1. The problem statement, all variables and given/known data
Consider the group of permutation on the set {123}. Is this group cyclic? Justify your answer

2. Relevant equations

3. The attempt at a solution

I wrote out the cayley table for this group, and noticed that if we take (123)^3 = e . Seeing as we can get back to the original orientation of the permutation by composition of (123) three times and that any permutation can be written as a product of transpositions is this enough to show that the group is cyclic? I think it is but im not totally convinced.

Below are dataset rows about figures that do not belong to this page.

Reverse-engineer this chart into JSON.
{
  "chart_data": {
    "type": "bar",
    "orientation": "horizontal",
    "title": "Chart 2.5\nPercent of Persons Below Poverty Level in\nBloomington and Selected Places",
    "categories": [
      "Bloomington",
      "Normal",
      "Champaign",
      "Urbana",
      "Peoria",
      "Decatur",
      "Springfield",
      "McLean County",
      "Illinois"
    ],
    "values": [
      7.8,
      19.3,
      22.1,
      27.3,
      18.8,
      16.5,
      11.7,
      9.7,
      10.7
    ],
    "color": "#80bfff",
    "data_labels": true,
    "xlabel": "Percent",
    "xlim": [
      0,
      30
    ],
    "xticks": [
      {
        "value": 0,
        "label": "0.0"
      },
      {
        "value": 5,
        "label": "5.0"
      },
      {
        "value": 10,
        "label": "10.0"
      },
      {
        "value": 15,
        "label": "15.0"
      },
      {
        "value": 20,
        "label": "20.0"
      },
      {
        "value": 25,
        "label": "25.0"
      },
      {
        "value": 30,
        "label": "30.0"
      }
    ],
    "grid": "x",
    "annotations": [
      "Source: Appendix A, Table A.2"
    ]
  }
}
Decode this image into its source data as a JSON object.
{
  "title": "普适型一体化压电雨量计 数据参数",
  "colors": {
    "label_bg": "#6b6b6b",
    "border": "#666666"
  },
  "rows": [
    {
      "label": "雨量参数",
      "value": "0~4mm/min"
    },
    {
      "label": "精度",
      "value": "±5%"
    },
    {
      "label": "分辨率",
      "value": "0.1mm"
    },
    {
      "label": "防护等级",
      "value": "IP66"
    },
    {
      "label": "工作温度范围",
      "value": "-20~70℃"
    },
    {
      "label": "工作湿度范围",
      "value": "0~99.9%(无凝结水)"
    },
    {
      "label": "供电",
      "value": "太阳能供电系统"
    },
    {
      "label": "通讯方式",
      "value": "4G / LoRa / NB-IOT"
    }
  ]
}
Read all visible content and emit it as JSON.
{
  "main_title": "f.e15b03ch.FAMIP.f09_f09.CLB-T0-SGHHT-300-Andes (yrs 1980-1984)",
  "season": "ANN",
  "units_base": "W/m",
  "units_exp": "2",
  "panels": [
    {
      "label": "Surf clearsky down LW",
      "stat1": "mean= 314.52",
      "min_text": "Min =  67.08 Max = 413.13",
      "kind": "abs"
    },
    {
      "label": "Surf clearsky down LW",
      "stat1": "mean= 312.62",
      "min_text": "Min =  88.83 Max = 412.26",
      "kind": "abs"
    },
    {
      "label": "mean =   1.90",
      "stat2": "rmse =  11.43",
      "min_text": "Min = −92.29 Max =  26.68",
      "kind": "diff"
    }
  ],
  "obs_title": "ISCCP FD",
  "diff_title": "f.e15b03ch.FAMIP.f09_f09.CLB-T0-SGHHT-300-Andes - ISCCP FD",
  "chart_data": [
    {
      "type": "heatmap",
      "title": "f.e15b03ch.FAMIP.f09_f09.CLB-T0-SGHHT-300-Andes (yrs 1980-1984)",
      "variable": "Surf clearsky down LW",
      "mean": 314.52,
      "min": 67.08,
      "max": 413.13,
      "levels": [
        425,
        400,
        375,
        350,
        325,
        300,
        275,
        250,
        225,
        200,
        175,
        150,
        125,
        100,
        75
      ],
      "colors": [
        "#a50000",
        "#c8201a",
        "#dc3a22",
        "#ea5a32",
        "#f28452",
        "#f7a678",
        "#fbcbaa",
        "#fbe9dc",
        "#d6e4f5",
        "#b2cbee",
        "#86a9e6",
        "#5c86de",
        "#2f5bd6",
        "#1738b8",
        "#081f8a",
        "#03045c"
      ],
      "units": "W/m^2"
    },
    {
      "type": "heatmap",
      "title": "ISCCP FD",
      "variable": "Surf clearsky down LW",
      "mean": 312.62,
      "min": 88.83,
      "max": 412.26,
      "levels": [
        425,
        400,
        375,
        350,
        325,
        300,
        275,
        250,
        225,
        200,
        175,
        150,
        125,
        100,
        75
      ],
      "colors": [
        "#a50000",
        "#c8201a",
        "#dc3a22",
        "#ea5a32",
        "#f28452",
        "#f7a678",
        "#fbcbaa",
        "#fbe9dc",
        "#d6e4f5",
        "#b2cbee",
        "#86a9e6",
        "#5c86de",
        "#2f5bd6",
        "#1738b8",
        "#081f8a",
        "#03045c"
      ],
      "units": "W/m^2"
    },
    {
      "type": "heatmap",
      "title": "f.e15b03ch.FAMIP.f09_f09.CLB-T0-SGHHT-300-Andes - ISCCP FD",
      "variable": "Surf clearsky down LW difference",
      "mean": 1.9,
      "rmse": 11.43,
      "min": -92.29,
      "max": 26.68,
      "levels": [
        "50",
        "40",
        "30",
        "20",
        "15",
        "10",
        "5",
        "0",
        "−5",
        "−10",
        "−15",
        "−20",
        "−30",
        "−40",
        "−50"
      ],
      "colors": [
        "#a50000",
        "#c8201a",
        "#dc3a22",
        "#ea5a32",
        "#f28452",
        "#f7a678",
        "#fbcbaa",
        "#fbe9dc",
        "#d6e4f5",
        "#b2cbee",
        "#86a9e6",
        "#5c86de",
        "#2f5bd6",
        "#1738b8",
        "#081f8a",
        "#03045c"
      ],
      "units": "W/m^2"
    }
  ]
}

Also what happens if we are given a larger group and have to show that it is cyclic or not? Say {1234567}. Is there a quicker way than writing out all permutations manually trying to find some (g^n) = e (where n is a member of the integers) ?

Thanks

2. Aug 11, 2011

jbunniii

No, this isn't correct. If (1 2 3), (1 2 3)^2, and (1 2 3)^3 were the only elements of the group, it would be right, but that is not the case. There are six permutations of {1,2,3}, not three. In general, there are n! permutations of {1,2,...n}.

The specific permutations you didn't account for are (1 2), (2 3), and (1 3).

3. Aug 11, 2011

pbxed

Oh okay. I think I was just outleveling myself for a minute. The next part of the question ask if the subgroup of even permutations is cyclic. I guess what I have shown is the proof that it is cyclic.

4. Aug 11, 2011

jbunniii

Yes, that's correct - the subgroup of even permutations is cyclic. (It has order 3, which is prime, and any group with prime order is cyclic.)

So what about the original question: is the group of all permutations of {1,2,3} cyclic?

5. Aug 11, 2011

pbxed

Its not cyclic because no permutation can be a generator for the group. That is, no one permutation when composed with itself however many times can generate all the permutations within the group.

Is that correct?

6. Aug 11, 2011

Correct.